Should You Totally Avoid Personal Pronouns?

personal pronouns for agree/disagree essays

For IELTS, some people say that you should always avoid personal pronouns but other people suggest that they are acceptable. It is true that they are acceptable because some questions directly ask for your opinion and experiences. However, it is also true that an advanced writer can answer these questions without personal pronouns, thereby increasing the level of formality.

Take a look at this question:

Rich countries often give money to poorer countries, but it does not solve poverty. Therefore, developed countries should give other types of help to the poor countries rather than financial aid.

To what extent do you agree or disagree?

It is clearly asking for your personal opinion, so it would be fine to say “I think…” or “I believe…” However, we could definitely answer it in a more detached, formal sense.

To give my opinion, I will say:

this essay will argue that giving money is not simply enough and that more nuanced, long-term solutions are necessary

Later, in the conclusion, I will use similar language to affirm my view:

whilst it may seem reasonable to donate money to poor countries, it would be far better to help them through education

Here is the full essay:

Sample Band 9 Answer

The topic of international aid is incredibly controversial and there are no simple solutions. However, this essay will argue that giving money is not simply enough and that more nuanced, long-term solutions are necessary.

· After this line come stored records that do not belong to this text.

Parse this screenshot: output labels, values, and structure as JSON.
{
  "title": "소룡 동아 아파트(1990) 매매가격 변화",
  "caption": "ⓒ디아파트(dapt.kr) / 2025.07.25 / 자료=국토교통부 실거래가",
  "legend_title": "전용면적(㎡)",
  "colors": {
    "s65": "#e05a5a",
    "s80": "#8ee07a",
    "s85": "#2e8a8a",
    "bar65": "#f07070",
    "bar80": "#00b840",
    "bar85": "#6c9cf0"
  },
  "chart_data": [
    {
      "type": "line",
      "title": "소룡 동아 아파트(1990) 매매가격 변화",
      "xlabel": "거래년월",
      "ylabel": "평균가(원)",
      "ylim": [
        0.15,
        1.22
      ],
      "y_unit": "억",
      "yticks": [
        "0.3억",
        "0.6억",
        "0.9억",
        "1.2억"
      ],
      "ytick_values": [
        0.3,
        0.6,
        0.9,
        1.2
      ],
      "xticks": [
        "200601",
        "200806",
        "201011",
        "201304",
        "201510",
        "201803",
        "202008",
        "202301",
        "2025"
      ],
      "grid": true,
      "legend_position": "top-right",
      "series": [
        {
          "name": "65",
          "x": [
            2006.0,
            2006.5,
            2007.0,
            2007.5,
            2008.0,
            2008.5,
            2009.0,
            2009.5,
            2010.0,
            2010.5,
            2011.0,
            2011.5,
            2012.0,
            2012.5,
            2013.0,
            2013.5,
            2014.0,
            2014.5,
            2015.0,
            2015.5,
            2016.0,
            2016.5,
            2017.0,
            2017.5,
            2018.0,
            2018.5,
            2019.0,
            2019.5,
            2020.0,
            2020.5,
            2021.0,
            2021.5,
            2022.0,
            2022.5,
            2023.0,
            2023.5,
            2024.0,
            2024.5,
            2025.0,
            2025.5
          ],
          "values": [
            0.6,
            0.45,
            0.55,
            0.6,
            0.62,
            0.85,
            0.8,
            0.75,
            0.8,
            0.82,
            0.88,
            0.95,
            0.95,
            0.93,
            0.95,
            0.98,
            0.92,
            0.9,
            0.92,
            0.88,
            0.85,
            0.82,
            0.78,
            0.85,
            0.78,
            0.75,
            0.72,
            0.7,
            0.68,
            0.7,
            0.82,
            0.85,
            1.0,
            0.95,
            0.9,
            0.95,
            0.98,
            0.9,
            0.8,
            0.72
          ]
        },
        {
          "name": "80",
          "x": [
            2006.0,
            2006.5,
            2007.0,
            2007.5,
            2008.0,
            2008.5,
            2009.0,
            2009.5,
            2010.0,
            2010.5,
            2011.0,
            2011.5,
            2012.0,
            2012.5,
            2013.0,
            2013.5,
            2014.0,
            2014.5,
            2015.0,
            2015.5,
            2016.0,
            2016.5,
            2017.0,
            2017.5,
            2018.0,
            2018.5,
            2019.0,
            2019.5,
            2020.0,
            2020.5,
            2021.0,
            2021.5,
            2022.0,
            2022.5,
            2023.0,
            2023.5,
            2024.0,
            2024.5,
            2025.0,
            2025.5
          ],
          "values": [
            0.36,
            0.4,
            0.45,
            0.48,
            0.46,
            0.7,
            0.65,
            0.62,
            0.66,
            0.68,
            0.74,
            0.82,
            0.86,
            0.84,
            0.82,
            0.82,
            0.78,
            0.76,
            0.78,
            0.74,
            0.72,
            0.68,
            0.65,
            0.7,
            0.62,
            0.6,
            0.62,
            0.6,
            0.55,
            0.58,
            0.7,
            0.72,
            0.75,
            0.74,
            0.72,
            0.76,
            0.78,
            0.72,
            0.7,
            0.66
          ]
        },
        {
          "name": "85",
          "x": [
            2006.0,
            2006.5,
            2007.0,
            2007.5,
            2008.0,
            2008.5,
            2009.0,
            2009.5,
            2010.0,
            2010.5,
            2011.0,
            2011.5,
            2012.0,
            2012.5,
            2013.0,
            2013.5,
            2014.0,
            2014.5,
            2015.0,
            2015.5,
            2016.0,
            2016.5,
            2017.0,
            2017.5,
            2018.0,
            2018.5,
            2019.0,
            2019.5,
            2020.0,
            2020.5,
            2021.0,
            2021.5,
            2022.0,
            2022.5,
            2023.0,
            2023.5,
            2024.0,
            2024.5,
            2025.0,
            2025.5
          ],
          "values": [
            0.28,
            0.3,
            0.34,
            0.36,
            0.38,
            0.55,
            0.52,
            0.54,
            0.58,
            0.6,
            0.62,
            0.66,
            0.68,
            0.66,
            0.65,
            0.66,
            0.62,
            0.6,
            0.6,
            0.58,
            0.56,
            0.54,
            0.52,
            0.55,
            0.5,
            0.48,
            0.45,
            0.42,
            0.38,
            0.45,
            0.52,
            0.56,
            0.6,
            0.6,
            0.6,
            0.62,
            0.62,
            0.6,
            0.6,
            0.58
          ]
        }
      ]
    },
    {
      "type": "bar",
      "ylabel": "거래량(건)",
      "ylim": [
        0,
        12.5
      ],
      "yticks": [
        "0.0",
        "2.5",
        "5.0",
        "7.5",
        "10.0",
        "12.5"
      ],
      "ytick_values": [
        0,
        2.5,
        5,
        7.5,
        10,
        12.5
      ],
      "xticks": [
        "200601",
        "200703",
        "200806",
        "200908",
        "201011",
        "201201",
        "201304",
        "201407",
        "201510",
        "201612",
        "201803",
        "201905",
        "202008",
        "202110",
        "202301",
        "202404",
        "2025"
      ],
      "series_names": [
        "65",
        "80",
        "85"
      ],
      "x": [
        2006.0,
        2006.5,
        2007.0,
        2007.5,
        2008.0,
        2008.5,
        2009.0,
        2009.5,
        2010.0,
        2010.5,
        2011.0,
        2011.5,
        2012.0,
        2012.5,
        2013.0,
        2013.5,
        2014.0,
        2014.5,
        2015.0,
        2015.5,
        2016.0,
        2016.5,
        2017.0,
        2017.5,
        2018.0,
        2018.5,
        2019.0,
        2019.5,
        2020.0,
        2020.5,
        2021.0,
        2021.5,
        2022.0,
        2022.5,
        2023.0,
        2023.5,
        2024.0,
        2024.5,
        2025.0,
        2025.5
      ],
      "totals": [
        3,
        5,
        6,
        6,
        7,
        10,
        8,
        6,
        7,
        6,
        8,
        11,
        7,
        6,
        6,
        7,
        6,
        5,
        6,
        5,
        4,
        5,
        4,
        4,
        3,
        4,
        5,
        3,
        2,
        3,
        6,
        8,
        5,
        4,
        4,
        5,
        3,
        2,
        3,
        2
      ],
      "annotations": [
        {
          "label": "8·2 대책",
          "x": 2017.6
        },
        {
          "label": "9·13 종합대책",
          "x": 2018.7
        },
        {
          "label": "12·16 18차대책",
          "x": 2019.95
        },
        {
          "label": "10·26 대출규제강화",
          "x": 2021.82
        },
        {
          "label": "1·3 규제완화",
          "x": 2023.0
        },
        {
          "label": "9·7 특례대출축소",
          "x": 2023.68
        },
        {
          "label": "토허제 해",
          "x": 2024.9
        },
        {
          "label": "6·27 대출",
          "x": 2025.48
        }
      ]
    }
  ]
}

To begin with, it is important to acknowledge that poor countries need some form of aid and that money is better than nothing. Wealthy countries give vast sums of money, but there are numerous problems that emerge. Firstly, this money usually has strings attached, meaning that the poor countries often end up owing favours or debts, which exacerbates their problems. Secondly, poor countries are typically poor because of endemic corruption, and money donated is usually embezzled immediately after receipt. As such, giving money is understandable but problematic, and other forms of aid are thus preferable.

Nowadays, many people realise that it is better to provide poor countries with the means to help themselves. This can be done in various ways, including education. As such, perhaps the best way to help these nations is to provide them with teachers and educational facilities. This can allow them to raise a generation of intelligent, motivated people who will shape the future. It can clearly be seen that the education of women is of particular importance, as this lowers the fertility rate, further stopping other problems that contribute to poverty. Therefore, the education of young women should be made a top priority.

In conclusion, whilst it may seem reasonable to donate money to poor countries, it would be far better to help them through education.


Writing an essay for an IELTS “agree or disagree” question is probably a little more difficult than writing one for other question types. However, it is not much more difficult and if you follow the advice above, you can definitely create a wonderful essay that will get a high score. Just remember to answer the question directly and also to use appropriate language throughout.